In this week's SN, and in last week's, there is extensive news coverage of a series of talks given by top managers of many of the nation's largest food distribution firms.
These top-level executives gathered in New York to attend the two-day Food Retailing Conference, hosted by Donaldson, Lufkin & Jenrette Securities Corp. A team of SN editors and reporters was there.
Attending the forum -- and talking strategies -- were executives holding titles of chairman, chief executive officer, president and the like, representing some of the biggest companies in the land, such as Kroger, Safeway, American Stores, Albertson's and about a dozen more.
Aggregate sales volume generated by companies represented at the conference is in excess of $115 billion. As a benchmark, consider that sales generated by those companies is fully a third of the entire sales volume netted by the largest 75 retailing and wholesaling companies in North America.
In short, the event distilled a huge percentage of the industry into a single place. The presence of such executive horsepower poses an opportunity to raise a key issue: What do the big guns see as the direction in which the industry will move?
In a word, the answer is "growth," in terms of company size, sales and profits.
But how is growth best obtained at the moment? Let's find out by taking a quick look at a trio of growth strategies sketched out by several executives during their talks:
Grow sales by acquisition: Not surprisingly, this is the tack being followed by several major operators. The advantage is that a company capable of making acquisitions can immediately add big numbers to the top line; it's far easier to acquire retailing and distribution assets in a chunk than to edge into new markets a little at a time.
The downside is that it takes a lot of management energy and skill to fold an existing company into another. And unless that integration is done well, a company can end up with an increased top line, but no proportional addition to the bottom line.
Moreover, no addition to the industry's net wealth is created.
Grow through self-investment: Some companies in the industry have been focused on building profits by reducing operational costs.
But, of course, the gambit of achieving affluence through operational economies has sharp limits: There's no substitute for a flourishing top line. So some companies are taking a new look at capital expenditures with a view toward making sure they're sufficient to guarantee that the companies will move forward with the kinds of facilities the future will demand.
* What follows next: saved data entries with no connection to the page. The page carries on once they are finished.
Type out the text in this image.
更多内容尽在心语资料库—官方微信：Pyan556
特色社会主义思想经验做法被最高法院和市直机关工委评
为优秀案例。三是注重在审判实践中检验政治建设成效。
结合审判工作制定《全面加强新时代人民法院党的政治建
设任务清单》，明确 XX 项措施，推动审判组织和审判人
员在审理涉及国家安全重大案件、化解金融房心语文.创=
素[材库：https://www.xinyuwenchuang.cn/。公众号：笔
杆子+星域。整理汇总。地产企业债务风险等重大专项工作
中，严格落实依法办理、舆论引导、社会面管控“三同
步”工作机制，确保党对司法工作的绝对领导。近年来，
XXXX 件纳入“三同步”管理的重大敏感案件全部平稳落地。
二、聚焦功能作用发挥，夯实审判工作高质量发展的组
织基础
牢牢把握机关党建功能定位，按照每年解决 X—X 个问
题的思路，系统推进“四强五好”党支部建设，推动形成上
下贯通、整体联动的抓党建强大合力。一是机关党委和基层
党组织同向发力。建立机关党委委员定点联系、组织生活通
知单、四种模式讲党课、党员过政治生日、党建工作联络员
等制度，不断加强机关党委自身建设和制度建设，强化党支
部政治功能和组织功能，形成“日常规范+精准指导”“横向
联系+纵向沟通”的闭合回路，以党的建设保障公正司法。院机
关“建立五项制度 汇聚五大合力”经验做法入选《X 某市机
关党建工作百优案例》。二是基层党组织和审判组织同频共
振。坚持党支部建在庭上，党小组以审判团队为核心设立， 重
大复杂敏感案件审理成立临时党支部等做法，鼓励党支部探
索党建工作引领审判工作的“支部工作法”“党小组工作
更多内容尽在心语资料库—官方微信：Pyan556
This is optimistic and welcome commentary about the industry's future.
Grow by knowing consumers: For some of the same reasons that led companies to seek profitability by saving, some also forgot what customers really wanted out of their shopping experience.
So, certain companies have been taking a new look at what attracts customers and are catering to what they want by fine-tuning product offerings, tinkering with formats and reconsidering price-point structures.
This, in the end, is the outlook that will secure real growth.
These are just a few of the very broadest themes that surfaced during the executive colloquy. There's a lot more about what industry executives said in this week's SN, and last week's.